All For One And One For All?

Steven Pinker contemplates group selection theory:

Human beings live in groups, are affected by the fortunes of their groups, and sometimes make sacrifices that benefit their groups. Does this mean that the human brain has been shaped by natural selection to promote the welfare of the group in competition with other groups, even when it damages the welfare of the person and his or her kin?

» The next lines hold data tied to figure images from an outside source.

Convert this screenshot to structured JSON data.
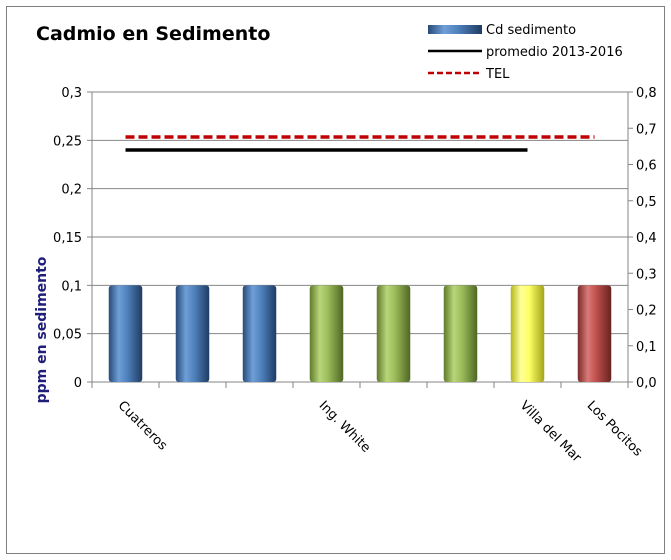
{
  "chart_data": {
    "type": "bar",
    "title": "Cadmio en Sedimento",
    "ylabel": "ppm en sedimento",
    "xlabel": "",
    "ylim": [
      0,
      0.3
    ],
    "yticks": [
      "0",
      "0,05",
      "0,1",
      "0,15",
      "0,2",
      "0,25",
      "0,3"
    ],
    "y2lim": [
      0,
      0.8
    ],
    "y2ticks": [
      "0,0",
      "0,1",
      "0,2",
      "0,3",
      "0,4",
      "0,5",
      "0,6",
      "0,7",
      "0,8"
    ],
    "categories": [
      "Cuatreros",
      "",
      "",
      "Ing. White",
      "",
      "",
      "Villa del Mar",
      "Los Pocitos"
    ],
    "series": [
      {
        "name": "Cd sedimento",
        "type": "bar",
        "values": [
          0.1,
          0.1,
          0.1,
          0.1,
          0.1,
          0.1,
          0.1,
          0.1
        ],
        "colors": [
          "#4f81bd",
          "#4f81bd",
          "#4f81bd",
          "#9bbb59",
          "#9bbb59",
          "#9bbb59",
          "#ffff66",
          "#c0504d"
        ]
      },
      {
        "name": "promedio 2013-2016",
        "type": "line",
        "color": "#000000",
        "values": [
          0.24,
          0.24,
          0.24,
          0.24,
          0.24,
          0.24,
          0.24,
          null
        ]
      },
      {
        "name": "TEL",
        "type": "line",
        "dashed": true,
        "color": "#c00000",
        "values": [
          0.676,
          0.676,
          0.676,
          0.676,
          0.676,
          0.676,
          0.676,
          0.676
        ],
        "axis": "secondary"
      }
    ],
    "legend": "top-right",
    "grid": true
  }
}
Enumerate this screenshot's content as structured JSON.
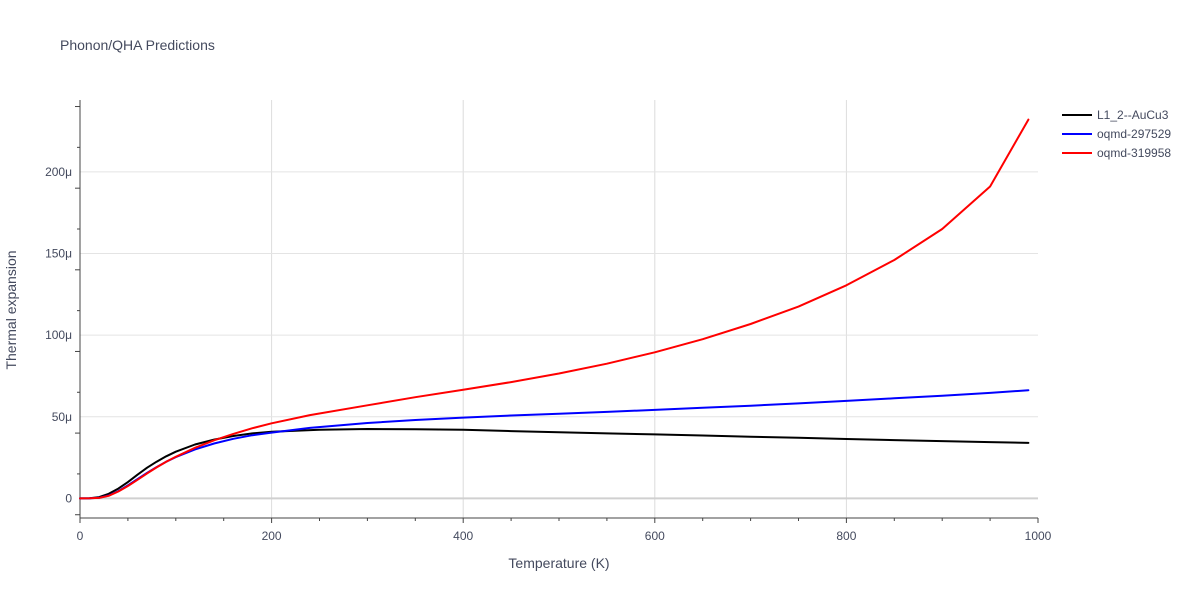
{
  "chart_data": {
    "type": "line",
    "title": "Phonon/QHA Predictions",
    "xlabel": "Temperature (K)",
    "ylabel": "Thermal expansion",
    "xlim": [
      0,
      1000
    ],
    "ylim": [
      -1.2e-05,
      0.000244
    ],
    "x_ticks": [
      {
        "value": 0,
        "label": "0"
      },
      {
        "value": 200,
        "label": "200"
      },
      {
        "value": 400,
        "label": "400"
      },
      {
        "value": 600,
        "label": "600"
      },
      {
        "value": 800,
        "label": "800"
      },
      {
        "value": 1000,
        "label": "1000"
      }
    ],
    "y_ticks": [
      {
        "value": 0,
        "label": "0"
      },
      {
        "value": 5e-05,
        "label": "50μ"
      },
      {
        "value": 0.0001,
        "label": "100μ"
      },
      {
        "value": 0.00015,
        "label": "150μ"
      },
      {
        "value": 0.0002,
        "label": "200μ"
      }
    ],
    "grid": true,
    "legend_position": "top-right",
    "series": [
      {
        "name": "L1_2--AuCu3",
        "color": "#000000",
        "x": [
          0,
          10,
          20,
          30,
          40,
          50,
          60,
          70,
          80,
          90,
          100,
          120,
          140,
          160,
          180,
          200,
          250,
          300,
          350,
          400,
          450,
          500,
          550,
          600,
          650,
          700,
          750,
          800,
          850,
          900,
          950,
          990
        ],
        "y": [
          0,
          1e-07,
          8e-07,
          2.8e-06,
          6e-06,
          1e-05,
          1.45e-05,
          1.88e-05,
          2.25e-05,
          2.58e-05,
          2.86e-05,
          3.3e-05,
          3.6e-05,
          3.82e-05,
          3.98e-05,
          4.08e-05,
          4.2e-05,
          4.25e-05,
          4.23e-05,
          4.2e-05,
          4.12e-05,
          4.05e-05,
          3.98e-05,
          3.92e-05,
          3.85e-05,
          3.78e-05,
          3.71e-05,
          3.64e-05,
          3.57e-05,
          3.51e-05,
          3.45e-05,
          3.4e-05
        ]
      },
      {
        "name": "oqmd-297529",
        "color": "#0000ff",
        "x": [
          0,
          10,
          20,
          30,
          40,
          50,
          60,
          70,
          80,
          90,
          100,
          120,
          140,
          160,
          180,
          200,
          240,
          300,
          350,
          400,
          450,
          500,
          550,
          600,
          650,
          700,
          750,
          800,
          850,
          900,
          950,
          990
        ],
        "y": [
          0,
          5e-08,
          4e-07,
          1.8e-06,
          4.5e-06,
          8e-06,
          1.18e-05,
          1.56e-05,
          1.92e-05,
          2.25e-05,
          2.53e-05,
          3e-05,
          3.36e-05,
          3.65e-05,
          3.87e-05,
          4.03e-05,
          4.32e-05,
          4.62e-05,
          4.8e-05,
          4.95e-05,
          5.08e-05,
          5.19e-05,
          5.3e-05,
          5.42e-05,
          5.55e-05,
          5.68e-05,
          5.82e-05,
          5.97e-05,
          6.13e-05,
          6.29e-05,
          6.46e-05,
          6.63e-05
        ]
      },
      {
        "name": "oqmd-319958",
        "color": "#ff0000",
        "x": [
          0,
          10,
          20,
          30,
          40,
          50,
          60,
          70,
          80,
          90,
          100,
          120,
          140,
          160,
          180,
          200,
          240,
          300,
          350,
          400,
          450,
          500,
          550,
          600,
          650,
          700,
          750,
          800,
          850,
          900,
          950,
          990
        ],
        "y": [
          0,
          5e-08,
          3e-07,
          1.6e-06,
          4.2e-06,
          7.6e-06,
          1.14e-05,
          1.53e-05,
          1.9e-05,
          2.24e-05,
          2.55e-05,
          3.1e-05,
          3.56e-05,
          3.95e-05,
          4.3e-05,
          4.6e-05,
          5.1e-05,
          5.7e-05,
          6.2e-05,
          6.65e-05,
          7.12e-05,
          7.65e-05,
          8.25e-05,
          8.95e-05,
          9.75e-05,
          0.0001068,
          0.0001175,
          0.0001305,
          0.000146,
          0.000165,
          0.000191,
          0.000232
        ]
      }
    ]
  }
}
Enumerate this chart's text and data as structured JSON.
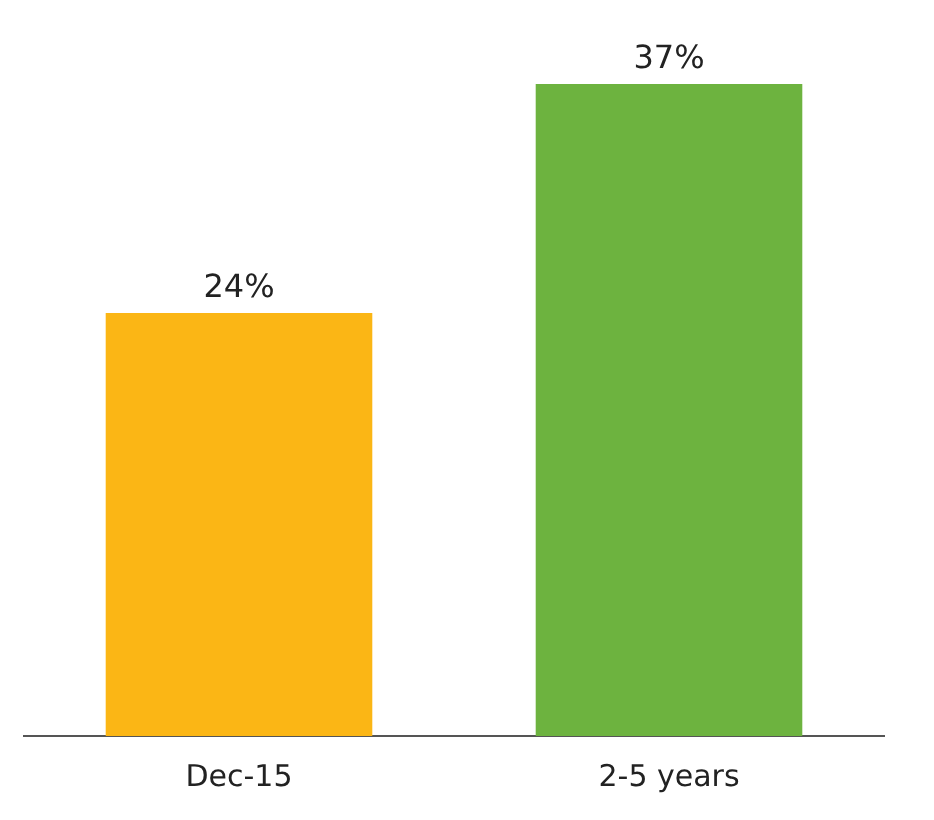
{
  "chart_data": {
    "type": "bar",
    "categories": [
      "Dec-15",
      "2-5 years"
    ],
    "values": [
      24,
      37
    ],
    "colors": [
      "#fbb615",
      "#6db33f"
    ],
    "value_labels": [
      "24%",
      "37%"
    ],
    "grid": false,
    "legend": false
  }
}
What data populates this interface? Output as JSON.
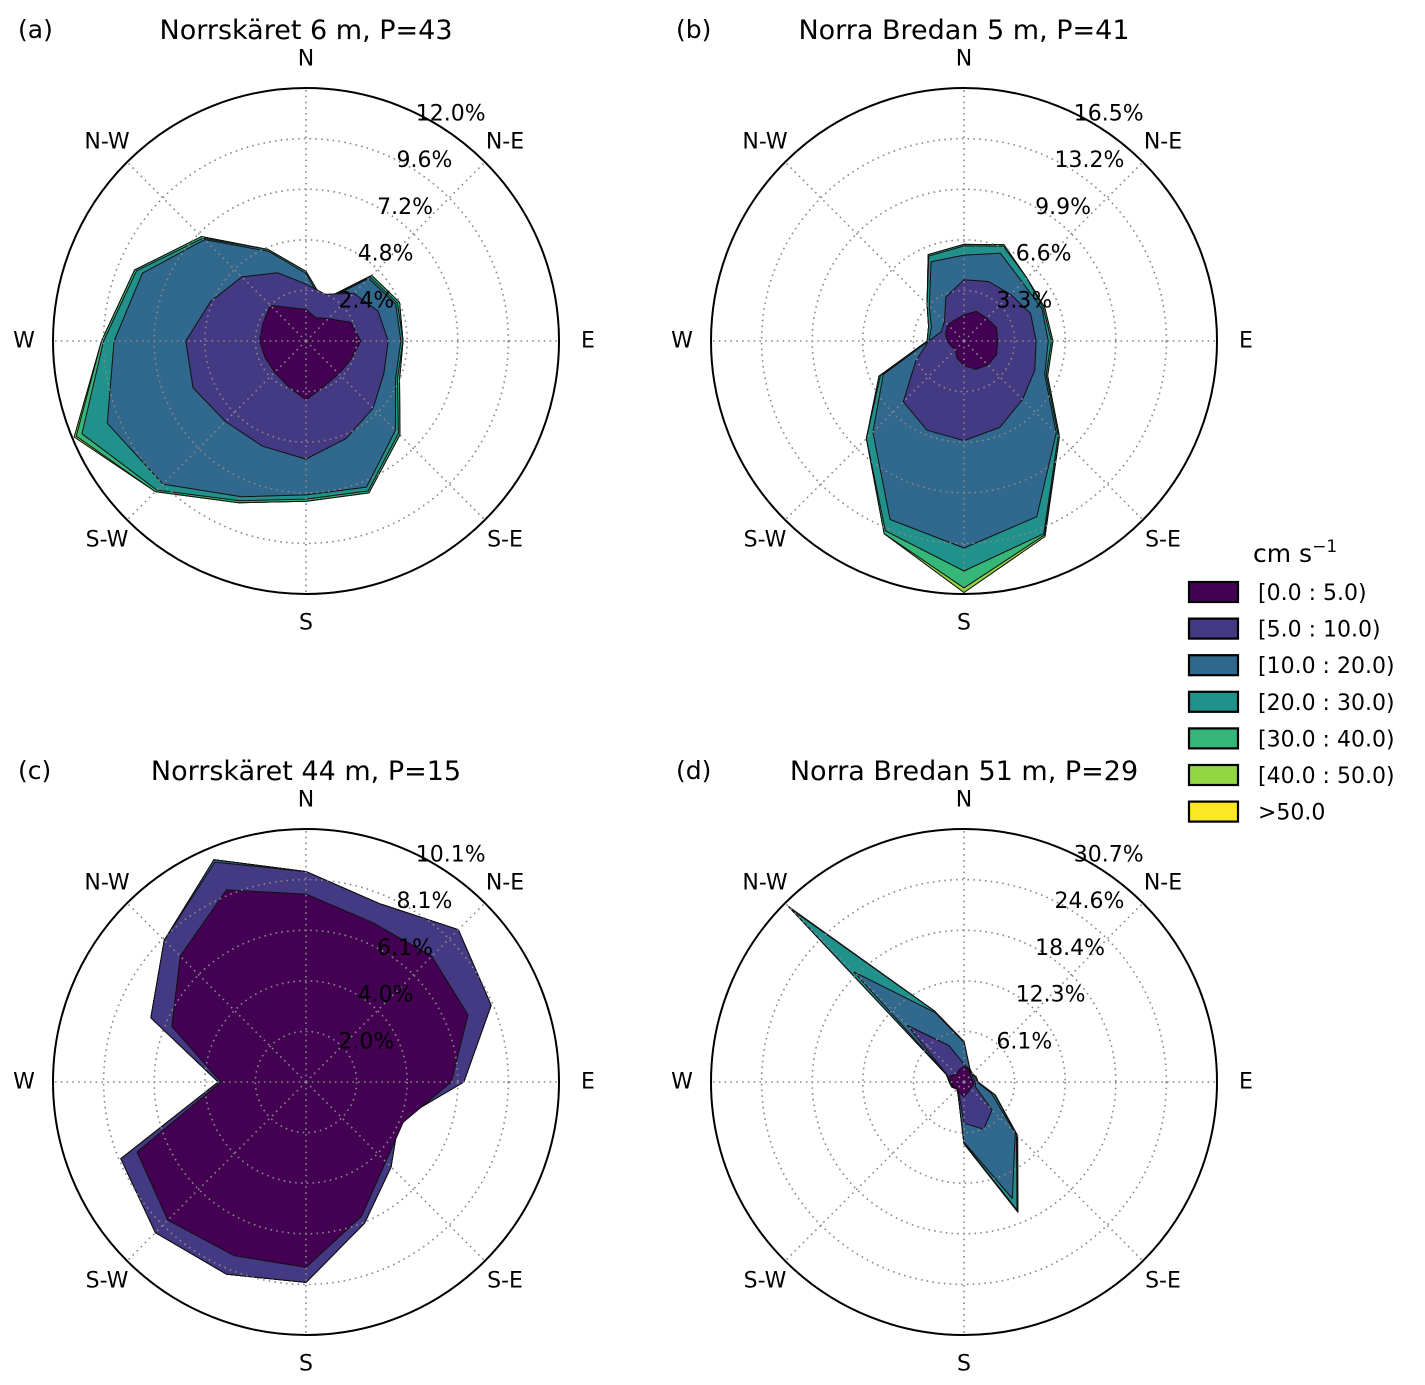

If so, does the theory of natural selection have to be revamped to designate "groups" as units of selection, analogous to the role played in the theory by genes?

Several scientists whom I greatly respect have said so in prominent places. And they have gone on to use the theory of group selection to make eye-opening claims about the human condition. They have claimed that human morailty, particularly our willingness to engage in acts of altruism, can be explained as an adaptation to group-against-group competition.

Pinker disagrees. For example, he takes issue with "the normative moral theory in which virtue is equated with sacrifices that benefit one's own group in competition with other groups":

[E.O. Wilson] apparently wanted to contrast individual selfishness with something more altruistic, and wrote as if the only alternative to benefiting oneself is contributing to the competitive advantage of one's group. But the dichotomy ignores another possibility: that an individual can be virtuous by benefiting other individuals (in principle, all humans, or even all sentient creatures), whether or not he enhances the competitive prowess of the group to which he belongs.